The Bank of Canada delivers another 0.5% interest rate cut

Wesley Blight

December 11, 2024

Key takeaways

  • The Bank of Canada reduced its policy interest rate further to 3.25%.
  • Inflation is near 2%, but near-term growth is soft and unemployment is elevated.
  • The threat of U.S. tariffs is an uncertainty, but they did not materially influence the rate cut decision. 

In its final monetary policy meeting of 2024, the Bank of Canada (BOC) delivered another 0.5% interest rate cut—bringing the target for the overnight rate to 3.25%. With third quarter growth coming in lower than what the BoC projected in October, fourth quarter growth also tracking behind estimates and unemployment rising to 6.8% in November, the larger cut was mostly anticipated by markets.

Policy rates are substantially lower as the BoC has cut rates five consecutive times, totaling 1.75%, since June. “Going forward, we will be evaluating the need for further reductions in the policy rate one decision at a time,” said the Bank.

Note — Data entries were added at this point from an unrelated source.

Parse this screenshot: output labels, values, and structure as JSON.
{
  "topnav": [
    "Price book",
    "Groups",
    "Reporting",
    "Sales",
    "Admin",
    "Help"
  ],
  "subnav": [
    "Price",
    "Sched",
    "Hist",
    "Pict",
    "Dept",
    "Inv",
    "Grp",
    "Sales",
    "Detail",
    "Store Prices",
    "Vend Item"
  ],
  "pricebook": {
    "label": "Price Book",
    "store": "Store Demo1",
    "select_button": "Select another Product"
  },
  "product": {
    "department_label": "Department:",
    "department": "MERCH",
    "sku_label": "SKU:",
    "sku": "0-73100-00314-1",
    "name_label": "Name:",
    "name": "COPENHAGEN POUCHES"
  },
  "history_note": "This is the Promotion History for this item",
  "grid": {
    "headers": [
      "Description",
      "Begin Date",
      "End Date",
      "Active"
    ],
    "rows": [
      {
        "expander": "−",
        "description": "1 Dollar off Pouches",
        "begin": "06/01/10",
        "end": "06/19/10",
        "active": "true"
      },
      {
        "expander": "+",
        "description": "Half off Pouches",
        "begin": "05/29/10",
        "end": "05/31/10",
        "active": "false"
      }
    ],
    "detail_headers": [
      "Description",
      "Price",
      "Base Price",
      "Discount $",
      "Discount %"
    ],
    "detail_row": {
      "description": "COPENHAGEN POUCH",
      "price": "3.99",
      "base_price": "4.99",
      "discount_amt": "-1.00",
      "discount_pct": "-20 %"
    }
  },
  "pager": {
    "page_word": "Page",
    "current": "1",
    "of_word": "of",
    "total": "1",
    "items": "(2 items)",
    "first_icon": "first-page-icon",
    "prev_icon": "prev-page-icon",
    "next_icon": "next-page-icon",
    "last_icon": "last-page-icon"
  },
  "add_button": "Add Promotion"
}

Moreover, BoC Governor Tiff Macklem said he expects a more gradual approach to monetary policy going forward, marking a small shift in the Bank’s stance since October. Previously, it had signaled pretty clearly that further cuts were coming. 

Canadian economic growth slower than expected

Business investment, inventories and exports have really dragged on Canadian Gross Domestic Product (GDP) growth. The reduction in immigration targets will likely continue the trend as less immigration can be expected to lower both demand and supply.

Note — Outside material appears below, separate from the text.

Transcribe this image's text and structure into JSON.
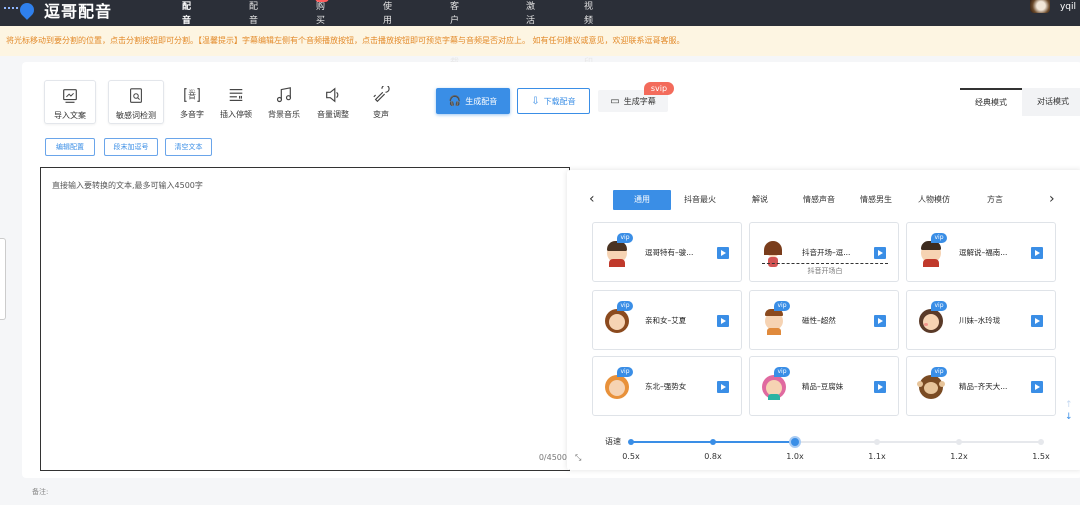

As previously noted, unemployment rose, but this can be attributed to employment growth lagging behind labour force growth. On a more positive note, both consumer spending and housing activity have increased, suggesting policy easing is having the desired effect.  

Consumer Price Index inflation remains around 2% and is expected to stay there over the short term. “Since October, the upward pressure on inflation from shelter and the downward pressure from goods prices have both moderated as expected,” said the Bank. Additionally, the GST break may also temporarily lower inflation further.

And for those keeping score, while the Canadian dollar jumped following the rate announcement, it is at its lowest level relative to the U.S. dollar since the early part of 2020.

The threat of U.S. tariffs increases uncertainty

Dominating the Q&A session following the Bank’s press conference were questions about U.S. tariffs and the influence it may have had on the rate cut decision. While conceding that new U.S. tariffs are a “major uncertainty,” Tiff Macklem succinctly said, "we can't run policy on something that might happen."

The base case still looks good

The base case scenario for a soft economic landing, should see equities continue to appreciate. With that said, significant upside may be limited due to already high valuations and market concentration. The incoming U.S. administration, geopolitical risk, and still weaker growth out of the Eurozone remain some of the key risks.

The BoC’s next interest rate announcement is scheduled for January 29th in the new year and will be accompanied by the latest Monetary Policy Report.

Wesley Blight

Wesley Blight, CFA, CIM, FCSI, is a Portfolio Manager with the Multi-Asset Management Team of Scotia Global Asset Management. He is responsible for private asset and multi-asset portfolio solutions.